Review: Bard and Ceilidh

My first opportunity to listen to Mary Vanhoozer’s Bard and Ceilidh in full came during an early morning drive from the Loch Lomond region (north of Glasgow) back to St Andrews on Scotland’s East coast. The landscape of rolling hills on a misty morning, interrupted occasionally by a typically quaint Scottish town, served as an excellent backdrop as I absorbed Vanhoozer’s offering of folk-inspired music. Indeed, the influence of Scotland (Vanhoozer’s childhood home [1]) looms large on the album from its very title. The word ‘ceilidh’ (pronounced kay-lee) is a Gaelic term for a social gathering involving dancing and folk tunes. In my experience, these gatherings evoke a sense of festivity and comradery that we perhaps have fewer social forms for expressing across the Atlantic (and one that, as I write during the COVID-19 pandemic, is sorely missed by people all over the world).

Bard and Ceilidh certainly captures something of this festive spirit. The album consists of four instrumental tracks that are heavily inspired by Gaelic folk music and four settings of classic poems. A common thread running across the album is a certain playfulness, with different melodies, instruments, and voices combining and parting in a pattern that itself evokes the movements of dancers at a ceilidh. Vanhoozer’s love for folk music combines with her extensive musical expertise to create songs that are at once free-spirited and technically precise. Robert Nicholson and Laudon Schuett contribute performances on the cello and lute, respectively, to Vanhoozer’s vocals, hammered dulcimer, fiddle, and hurdy gurdy, making the album full of impressive performances and memorable arrangements.

The first two tracks, ‘Riverside Ceilidh’ and ‘Faerie Caper’, are both instrumentals and set a jubilant, celebratory tone for the album. ‘Riverside Ceilidh’ evokes the festivity of a ceilidh dance while simultaneously foregrounding a gentle and reflective tone in the fiddle’s rolling melody. ‘Faerie Caper’ continues in this same spirit, with Vanhoozer’s various instruments being highlighted in turn over the hypnotic drone of the hurdy gurdy. Both tracks testify to Vanhoozer’s skill in ‘messing about with notes’, [2] with melodies and arrangements that are balanced between moments of musical complexity and bare simplicity.

The third track is a setting of Henry Wadsworth Longfellow’s tragic poem ‘Excelsior’. The introduction of Vanhoozer’s vocals provides a nice variation at this point in the album. Her lone melody line offers a delicate and precise rendition of the poem, tracing the shifting tone of Longfellow’s narrative from the bold daring of the protagonist to his tragic end. ‘Mother of Mine’ sets Rudyard Kipling’s poem of the same name. Vanhoozer’s arrangement mirrors the ambivalence of Kipling’s work, alternating between a note of fearful speculation and one of comfort in the power of maternal care. ‘Lullabying the Sun’ is a much softer instrumental track highlighting Vanhoozer’s performance on the hammered dulcimer.

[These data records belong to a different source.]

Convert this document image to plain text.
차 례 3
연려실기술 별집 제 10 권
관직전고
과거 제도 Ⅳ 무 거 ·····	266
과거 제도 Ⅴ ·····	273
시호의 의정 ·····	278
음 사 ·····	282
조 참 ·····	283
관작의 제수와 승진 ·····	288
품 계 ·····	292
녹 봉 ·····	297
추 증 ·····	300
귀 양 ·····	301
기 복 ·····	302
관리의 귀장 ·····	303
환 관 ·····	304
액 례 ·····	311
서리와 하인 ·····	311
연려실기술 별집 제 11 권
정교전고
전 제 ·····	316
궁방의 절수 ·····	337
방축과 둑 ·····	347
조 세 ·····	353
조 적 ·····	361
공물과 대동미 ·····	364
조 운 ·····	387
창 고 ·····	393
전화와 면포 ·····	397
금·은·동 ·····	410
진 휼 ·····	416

‘Whose Woods Are These’ and ‘Little One, Sleep’ are, in my opinion, the strongest tracks on the album (though I will freely admit to a partiality for the Robert Frost poem ‘Stopping by Woods on a Snowy Evening’ which inspires the first of these). The understated arrangement of this track mirrors Frost’s moment of reflective pause, and Vanhoozer’s simple melody line and subtle harmonies are exquisite while not distracting from the beauty of Frost’s poetry. ‘Little One, Sleep’ sets Alfred Lord Tennyson’s ‘Sweet and Low’ as a gentle lullaby. The melody seems drawn from the best of folk music: plain, unadorned, and capable of being endlessly repeated without becoming tiresome. The harmonies between fiddle and cello and between vocal tracks are beautiful and poignant. The final track, ‘Daisy Chains’, brings the album full circle back to the jubilant instrumental Gaelic music with which it began.

Vanhoozer states that one goal of her music is to ‘help listeners acknowledge and celebrate beauty in every day things’. [3] Bard and Ceilidh seems to be a coming together of resources that are designed for just this purpose, from folk music celebrating sound and movement for their own sake to poems about human relationship or moments of reflection in everyday life. In doing so, Vanhoozer offers the listener an opportunity to reimagine the world in terms of the rhythms and patterns of a ceilidh dance.